Oh. Hm. Als ich 20 war und noch an der Tankstelle gearbeitet habe, kam mal ein Typ und sagte, ich sollte unbedingt Model werden. Damals brauchte ich wirklich Geld. Also dachte ich: Okay, wenn jemand dafür zahlt, dass ich auf Fotos gut aussehe - tolle Idee.

Und?

Es hat nicht geklappt. Und was Frauen betrifft: Als Mann versuchst du natürlich, alles einzusetzen, was du hast. Aber ich habe nie gedacht: Mädel, dich verführ ich jetzt, weil ich so ein hübscher Kerl bin.

Ehrlich nicht?

Nein! Ich denke das nicht über mich. Ich war überhaupt ein sehr schlechter Verführer. Ich hatte noch nicht mal einen Anmachspruch.

Sie brauchten keinen.

Von wegen! Ich hatte eine andere Strategie. In Australien geht man immer in großen Gruppen aus. Rudeljagd, sozusagen. Und ich bin dann zaghaft meinen Rudelführern gefolgt, sobald sie Kontakt zu einer weiblichen Gruppe aufgenommen hatten. So kam ich mit Mädchen ins Gespräch, ohne den ersten Schritt machen zu müssen.
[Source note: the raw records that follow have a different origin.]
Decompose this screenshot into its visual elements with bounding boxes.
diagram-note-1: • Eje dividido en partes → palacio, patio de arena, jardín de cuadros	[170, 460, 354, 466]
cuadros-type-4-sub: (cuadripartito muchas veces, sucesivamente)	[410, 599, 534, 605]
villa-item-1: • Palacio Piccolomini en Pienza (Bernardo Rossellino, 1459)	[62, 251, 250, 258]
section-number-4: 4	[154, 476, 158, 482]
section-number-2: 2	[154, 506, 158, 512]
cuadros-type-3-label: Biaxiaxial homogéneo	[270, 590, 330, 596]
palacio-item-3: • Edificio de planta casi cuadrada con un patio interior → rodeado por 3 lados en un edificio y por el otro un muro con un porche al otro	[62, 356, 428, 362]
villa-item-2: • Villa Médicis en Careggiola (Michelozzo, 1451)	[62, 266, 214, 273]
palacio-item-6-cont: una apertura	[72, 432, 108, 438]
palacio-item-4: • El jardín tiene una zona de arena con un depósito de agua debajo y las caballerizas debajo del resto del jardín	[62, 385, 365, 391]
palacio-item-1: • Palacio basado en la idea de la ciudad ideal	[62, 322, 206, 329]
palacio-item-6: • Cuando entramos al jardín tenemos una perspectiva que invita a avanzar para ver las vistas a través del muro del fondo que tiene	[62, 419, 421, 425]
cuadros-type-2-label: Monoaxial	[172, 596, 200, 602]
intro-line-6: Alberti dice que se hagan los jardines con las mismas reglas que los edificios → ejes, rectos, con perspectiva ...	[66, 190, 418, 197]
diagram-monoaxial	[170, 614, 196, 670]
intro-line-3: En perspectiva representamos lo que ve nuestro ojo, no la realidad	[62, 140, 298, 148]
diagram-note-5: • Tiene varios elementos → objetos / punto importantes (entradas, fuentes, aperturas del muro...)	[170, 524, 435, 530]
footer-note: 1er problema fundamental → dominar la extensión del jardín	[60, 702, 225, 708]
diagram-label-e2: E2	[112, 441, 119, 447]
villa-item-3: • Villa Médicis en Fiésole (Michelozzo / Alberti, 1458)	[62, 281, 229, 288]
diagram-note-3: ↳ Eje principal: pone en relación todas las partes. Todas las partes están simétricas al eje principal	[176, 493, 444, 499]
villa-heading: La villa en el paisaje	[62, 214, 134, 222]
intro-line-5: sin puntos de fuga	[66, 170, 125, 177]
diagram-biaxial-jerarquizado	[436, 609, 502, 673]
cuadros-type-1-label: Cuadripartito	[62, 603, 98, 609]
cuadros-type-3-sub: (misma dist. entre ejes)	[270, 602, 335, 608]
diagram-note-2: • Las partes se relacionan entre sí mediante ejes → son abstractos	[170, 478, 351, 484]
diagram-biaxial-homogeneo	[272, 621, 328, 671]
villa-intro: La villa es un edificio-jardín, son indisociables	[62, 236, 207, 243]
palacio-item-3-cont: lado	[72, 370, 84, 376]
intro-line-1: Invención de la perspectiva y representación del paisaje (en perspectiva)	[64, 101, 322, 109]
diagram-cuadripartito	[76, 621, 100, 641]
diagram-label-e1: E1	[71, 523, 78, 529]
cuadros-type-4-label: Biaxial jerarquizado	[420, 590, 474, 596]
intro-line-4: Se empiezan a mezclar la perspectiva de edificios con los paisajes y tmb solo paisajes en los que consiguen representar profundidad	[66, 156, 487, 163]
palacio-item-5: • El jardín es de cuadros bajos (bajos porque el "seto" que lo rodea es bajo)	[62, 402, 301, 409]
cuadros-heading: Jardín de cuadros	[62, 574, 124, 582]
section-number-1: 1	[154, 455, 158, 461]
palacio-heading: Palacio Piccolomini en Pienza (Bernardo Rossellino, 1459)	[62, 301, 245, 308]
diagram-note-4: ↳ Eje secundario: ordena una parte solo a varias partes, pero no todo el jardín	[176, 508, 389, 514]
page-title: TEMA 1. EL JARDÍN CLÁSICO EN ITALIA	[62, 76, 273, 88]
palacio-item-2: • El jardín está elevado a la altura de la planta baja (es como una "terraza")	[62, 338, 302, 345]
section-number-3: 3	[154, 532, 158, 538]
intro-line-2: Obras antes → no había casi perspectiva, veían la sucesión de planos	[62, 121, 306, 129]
Was ist das beste Kompliment, das Sie je gehört haben?

"Du bringst mich dazu, ein besserer Mensch sein zu wollen."

Hat das jemand zu Ihnen gesagt?

Nein. Das ist leider aus einem Film, fürchte ich. Meine Frau hat mal zu mir gesagt: "Du bringst bei den Menschen in deiner Umgebung das Beste zum Vorschein." Das war ein gutes Kompliment. Sie sagt aber auch viele schlaue Sachen über meine negativen Seiten. Aber das verrat ich nicht.

Cary Grant ...

... ich liebe Cary Grant!

Darum die Frage. Cary Grant sah in sich eine Kunstfigur, erschaffen von dem Schauspieler Archibald Leach. Wie sieht sich Hugh Jackman?

Der Schauspieler Hugh Jackman ist, hoffentlich, ein freundlicher und professioneller Kollege. Der Mensch ist eher zurückhaltend. Freundschaften sind für mich wichtig und hochverbindlich. Ich glaube, die Definition von Freundschaft ist, einer Person alles sagen zu können. Und das braucht viel Zeit.